L'île aux arbres disparus, Elif Shafak, Flammarion, Chypre, Histoire

Quand Elif Shafak sort un nouveau roman, c’est toujours avec une grande excitation que j’en commence la lecture. C’était d’autant plus vrai pour L’île aux arbres disparus, qui allait me permettre de voyager de nouveau à Chypre, quelques semaines après avoir refermé Au café de la ville perdue, que j’avais adoré. Ici, l’intrigue diffère, même si le contexte historique reste sensiblement le même. Des années après la partition du pays, Ada, jeune fille londonienne née de parents chypriotes, lève le voile sur l’histoire de sa famille grâce à l’arrivée impromptue d’une tante qu’elle n’avait jamais vue. En discutant avec sa tante, elle comprend petit à petit l’amour interdit entre ses parents, l’un grec, l’autre turc, et elle renoue avec une culture qui, sans qu’elle l’ait véritablement connue, n’a jamais cessé d’être la sienne.

Une fois de plus, Elif Shafak a su me charmer avec ses personnages plus vrais que nature, ses descriptions vivaces de lieux que je n’ai jamais vu, ses évocations formidablement réalistes de cultures que je ne connais que de manière parcellaire.

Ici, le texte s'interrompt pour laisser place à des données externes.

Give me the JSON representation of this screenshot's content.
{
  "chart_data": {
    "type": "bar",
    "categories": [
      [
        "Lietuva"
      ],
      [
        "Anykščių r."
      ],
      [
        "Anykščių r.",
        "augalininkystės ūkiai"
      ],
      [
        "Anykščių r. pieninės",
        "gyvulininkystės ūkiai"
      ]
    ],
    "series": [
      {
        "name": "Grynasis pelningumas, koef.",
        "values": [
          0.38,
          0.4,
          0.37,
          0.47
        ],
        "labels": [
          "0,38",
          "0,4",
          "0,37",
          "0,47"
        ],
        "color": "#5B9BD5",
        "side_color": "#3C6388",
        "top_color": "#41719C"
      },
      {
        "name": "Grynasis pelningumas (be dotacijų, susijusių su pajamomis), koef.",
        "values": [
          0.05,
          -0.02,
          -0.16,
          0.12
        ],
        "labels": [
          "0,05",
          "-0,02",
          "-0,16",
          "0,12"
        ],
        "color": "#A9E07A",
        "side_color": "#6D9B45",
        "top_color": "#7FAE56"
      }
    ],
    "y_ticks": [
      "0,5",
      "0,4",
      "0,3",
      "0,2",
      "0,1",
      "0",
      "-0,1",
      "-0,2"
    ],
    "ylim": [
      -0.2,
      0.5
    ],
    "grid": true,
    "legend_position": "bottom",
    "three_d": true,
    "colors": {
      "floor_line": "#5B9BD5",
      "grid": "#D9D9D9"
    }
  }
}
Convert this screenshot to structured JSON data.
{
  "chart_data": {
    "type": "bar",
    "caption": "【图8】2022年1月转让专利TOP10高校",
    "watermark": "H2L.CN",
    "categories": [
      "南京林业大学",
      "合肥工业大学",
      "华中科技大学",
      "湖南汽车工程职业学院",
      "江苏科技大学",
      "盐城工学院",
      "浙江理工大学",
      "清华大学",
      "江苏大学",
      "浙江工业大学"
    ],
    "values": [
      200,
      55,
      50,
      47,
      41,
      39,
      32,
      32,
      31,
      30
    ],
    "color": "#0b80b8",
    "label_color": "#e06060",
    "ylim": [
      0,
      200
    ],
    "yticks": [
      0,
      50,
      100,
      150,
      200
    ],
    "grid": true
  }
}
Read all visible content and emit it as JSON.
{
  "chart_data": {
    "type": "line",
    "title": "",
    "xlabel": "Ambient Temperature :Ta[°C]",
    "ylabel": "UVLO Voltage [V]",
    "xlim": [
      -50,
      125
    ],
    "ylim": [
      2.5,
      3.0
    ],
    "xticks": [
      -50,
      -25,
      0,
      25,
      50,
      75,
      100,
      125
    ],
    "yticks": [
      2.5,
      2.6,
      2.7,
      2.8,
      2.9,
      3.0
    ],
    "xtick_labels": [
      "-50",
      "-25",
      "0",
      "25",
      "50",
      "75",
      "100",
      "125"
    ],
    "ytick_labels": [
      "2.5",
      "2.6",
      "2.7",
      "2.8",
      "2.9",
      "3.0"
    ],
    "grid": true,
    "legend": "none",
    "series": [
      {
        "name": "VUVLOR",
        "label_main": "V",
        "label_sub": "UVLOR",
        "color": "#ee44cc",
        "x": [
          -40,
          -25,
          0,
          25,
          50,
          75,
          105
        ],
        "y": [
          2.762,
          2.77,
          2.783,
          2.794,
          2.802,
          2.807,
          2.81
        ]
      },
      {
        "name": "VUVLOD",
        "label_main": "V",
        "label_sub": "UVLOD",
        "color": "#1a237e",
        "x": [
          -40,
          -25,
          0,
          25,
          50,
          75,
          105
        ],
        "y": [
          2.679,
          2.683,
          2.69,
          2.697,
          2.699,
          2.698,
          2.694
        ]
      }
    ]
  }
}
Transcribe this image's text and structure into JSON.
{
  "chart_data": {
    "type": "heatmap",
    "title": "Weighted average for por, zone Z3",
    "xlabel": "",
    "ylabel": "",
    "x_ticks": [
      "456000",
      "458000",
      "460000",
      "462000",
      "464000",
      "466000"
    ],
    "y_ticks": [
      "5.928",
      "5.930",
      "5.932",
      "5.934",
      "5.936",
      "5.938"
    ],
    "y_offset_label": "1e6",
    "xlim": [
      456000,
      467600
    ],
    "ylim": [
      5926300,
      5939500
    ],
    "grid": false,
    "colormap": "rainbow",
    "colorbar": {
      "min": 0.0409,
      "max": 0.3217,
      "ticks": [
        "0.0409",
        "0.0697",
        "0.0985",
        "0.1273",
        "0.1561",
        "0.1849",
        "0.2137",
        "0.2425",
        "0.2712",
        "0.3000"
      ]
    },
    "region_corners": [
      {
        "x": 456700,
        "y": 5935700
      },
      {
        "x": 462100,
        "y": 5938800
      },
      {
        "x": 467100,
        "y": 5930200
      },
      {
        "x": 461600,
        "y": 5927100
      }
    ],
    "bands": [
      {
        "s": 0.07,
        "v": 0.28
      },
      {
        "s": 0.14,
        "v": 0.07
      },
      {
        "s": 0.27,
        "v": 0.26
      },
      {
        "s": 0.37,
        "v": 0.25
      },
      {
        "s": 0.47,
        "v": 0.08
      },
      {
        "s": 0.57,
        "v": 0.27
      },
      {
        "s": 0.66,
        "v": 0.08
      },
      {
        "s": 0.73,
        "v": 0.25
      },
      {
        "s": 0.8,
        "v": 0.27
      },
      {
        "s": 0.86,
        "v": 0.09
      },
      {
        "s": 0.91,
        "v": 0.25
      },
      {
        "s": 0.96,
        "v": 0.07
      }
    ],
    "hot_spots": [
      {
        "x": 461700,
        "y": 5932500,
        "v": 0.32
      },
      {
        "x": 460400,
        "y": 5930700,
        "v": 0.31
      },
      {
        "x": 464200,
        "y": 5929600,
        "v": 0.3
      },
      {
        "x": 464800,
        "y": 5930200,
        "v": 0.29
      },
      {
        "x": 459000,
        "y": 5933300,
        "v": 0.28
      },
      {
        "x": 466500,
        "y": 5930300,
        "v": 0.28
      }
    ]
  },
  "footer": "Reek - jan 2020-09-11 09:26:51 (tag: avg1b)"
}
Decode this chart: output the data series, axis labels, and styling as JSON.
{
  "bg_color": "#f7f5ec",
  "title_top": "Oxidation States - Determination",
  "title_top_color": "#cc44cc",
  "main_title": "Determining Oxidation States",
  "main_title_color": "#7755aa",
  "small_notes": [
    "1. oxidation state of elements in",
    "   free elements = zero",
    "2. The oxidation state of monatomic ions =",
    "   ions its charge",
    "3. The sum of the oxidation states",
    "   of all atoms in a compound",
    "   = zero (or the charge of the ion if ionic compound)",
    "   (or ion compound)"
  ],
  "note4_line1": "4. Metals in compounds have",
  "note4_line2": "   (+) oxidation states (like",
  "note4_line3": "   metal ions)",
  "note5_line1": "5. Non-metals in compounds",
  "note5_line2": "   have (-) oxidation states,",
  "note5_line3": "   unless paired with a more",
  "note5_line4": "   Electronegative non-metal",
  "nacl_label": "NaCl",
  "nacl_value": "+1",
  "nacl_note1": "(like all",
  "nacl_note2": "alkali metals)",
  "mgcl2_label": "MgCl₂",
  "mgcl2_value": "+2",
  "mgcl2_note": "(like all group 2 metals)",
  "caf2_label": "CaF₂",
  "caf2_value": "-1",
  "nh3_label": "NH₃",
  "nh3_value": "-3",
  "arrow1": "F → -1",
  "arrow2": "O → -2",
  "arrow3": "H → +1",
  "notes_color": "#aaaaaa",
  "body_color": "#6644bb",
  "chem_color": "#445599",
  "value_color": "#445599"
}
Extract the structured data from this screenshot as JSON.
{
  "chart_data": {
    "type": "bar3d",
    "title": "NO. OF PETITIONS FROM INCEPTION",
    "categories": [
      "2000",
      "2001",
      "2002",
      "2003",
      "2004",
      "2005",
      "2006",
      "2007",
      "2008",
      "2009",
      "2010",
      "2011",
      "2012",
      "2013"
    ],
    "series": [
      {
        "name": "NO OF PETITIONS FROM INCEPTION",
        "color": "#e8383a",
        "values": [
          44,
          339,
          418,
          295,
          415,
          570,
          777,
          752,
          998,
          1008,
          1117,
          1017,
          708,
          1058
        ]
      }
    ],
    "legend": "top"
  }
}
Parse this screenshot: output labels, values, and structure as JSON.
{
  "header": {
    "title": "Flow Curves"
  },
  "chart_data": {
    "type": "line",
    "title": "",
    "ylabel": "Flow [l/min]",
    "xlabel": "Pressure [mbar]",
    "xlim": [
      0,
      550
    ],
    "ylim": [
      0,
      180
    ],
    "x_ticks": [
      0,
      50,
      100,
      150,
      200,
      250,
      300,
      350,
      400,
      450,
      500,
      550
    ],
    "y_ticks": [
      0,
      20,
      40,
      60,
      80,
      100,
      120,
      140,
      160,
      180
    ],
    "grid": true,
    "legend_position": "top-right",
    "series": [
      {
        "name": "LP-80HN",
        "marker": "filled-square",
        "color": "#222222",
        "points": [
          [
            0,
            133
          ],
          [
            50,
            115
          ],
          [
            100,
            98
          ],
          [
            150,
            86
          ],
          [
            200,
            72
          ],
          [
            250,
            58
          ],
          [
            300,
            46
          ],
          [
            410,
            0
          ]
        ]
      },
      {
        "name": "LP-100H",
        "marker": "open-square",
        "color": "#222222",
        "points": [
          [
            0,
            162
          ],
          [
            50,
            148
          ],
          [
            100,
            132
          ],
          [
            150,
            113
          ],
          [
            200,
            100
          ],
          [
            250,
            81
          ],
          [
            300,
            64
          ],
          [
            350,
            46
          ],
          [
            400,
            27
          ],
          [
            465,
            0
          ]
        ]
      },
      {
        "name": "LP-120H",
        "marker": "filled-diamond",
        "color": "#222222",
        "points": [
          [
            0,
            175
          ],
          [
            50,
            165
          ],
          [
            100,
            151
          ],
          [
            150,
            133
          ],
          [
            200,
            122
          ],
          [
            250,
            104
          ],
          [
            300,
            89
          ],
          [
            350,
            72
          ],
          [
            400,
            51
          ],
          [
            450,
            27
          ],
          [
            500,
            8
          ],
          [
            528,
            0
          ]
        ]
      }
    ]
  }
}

Lire ce livre, c’est plonger entièrement dans le Chypre de la guerre civile, c’est souffrir au côté des habitants forcés de se cacher face au débarquement des soldats, c’est goûter au plaisir d’une soirée à la taverne du Figuier heureux, c’est retrouver le goût de l’amour quand on renoue avec lui après plusieurs années d’absence. Ce livre secoue, émeut et trouble d’une manière absolument délicieuse.

Dans les pas d’Ada, nous nous interrogeons sur le poids du passé dans notre présent, sur le fardeau qui coule peut-être encore dans nos veines alors qu’il appartient aux générations passées, celles de nos parents ou de nos grands-parents. Un enfant d’immigré peut-il connaître le déracinement sans avoir jamais mis les pieds sur l’île dont est originaire sa famille ? A travers cette histoire, Elif Shafak laisse penser que notre héritage culturel nous transcende, fait de nous ce que nous sommes, que nous en soyons conscients ou pas, que nous le voulions ou pas. On garde en chacun de nous une part de la terre d’où l’on vient, qu’on l’ait déjà foulée ou pas – comme Ada, irrémédiablement liée à Chypre.


Résumé de l’éditeur:

Ce roman commence par un cri et s’achève par un rêve. Le cri, interminable, est celui que lance aujourd’hui une adolescente de seize ans, prénommée Ada, en plein cours d’histoire dans un lycée londonien.
Le rêve est celui d’une renaissance. Entre les deux a lieu la rencontre du Grec Kostas Kazantzakis et d’une jeune fille turque, Defne, en 1974, dans une Chypre déchirée par la guerre civile. Elif Shafak crée des personnages débordant d’humanité mais aussi de failles et de doutes, d’élans de générosité et de contradictions, pour conter l’histoire d’un amour interdit dans un climat de haine et de violence qui balaie tout sur son passage. Sa prose puissante convoque un savant mélange de merveilleux, de rêve, d’amour, de chagrin et d’imagination pour libérer la parole des générations précédentes, souvent réduites au silence.


Le temps humain est linéaire, continuum parfait depuis un passé supposé révolu et réglé vers un avenir qu’on imagine pur et intact. Chaque jour se doit d’être tout neuf, empli d’événements nouveaux, chaque amour radicalement différent du précédent. L’appétit de l’espèce humaine pour la nouveauté est insatiable et je ne suis pas sûr qu’elle leur fasse grand bien.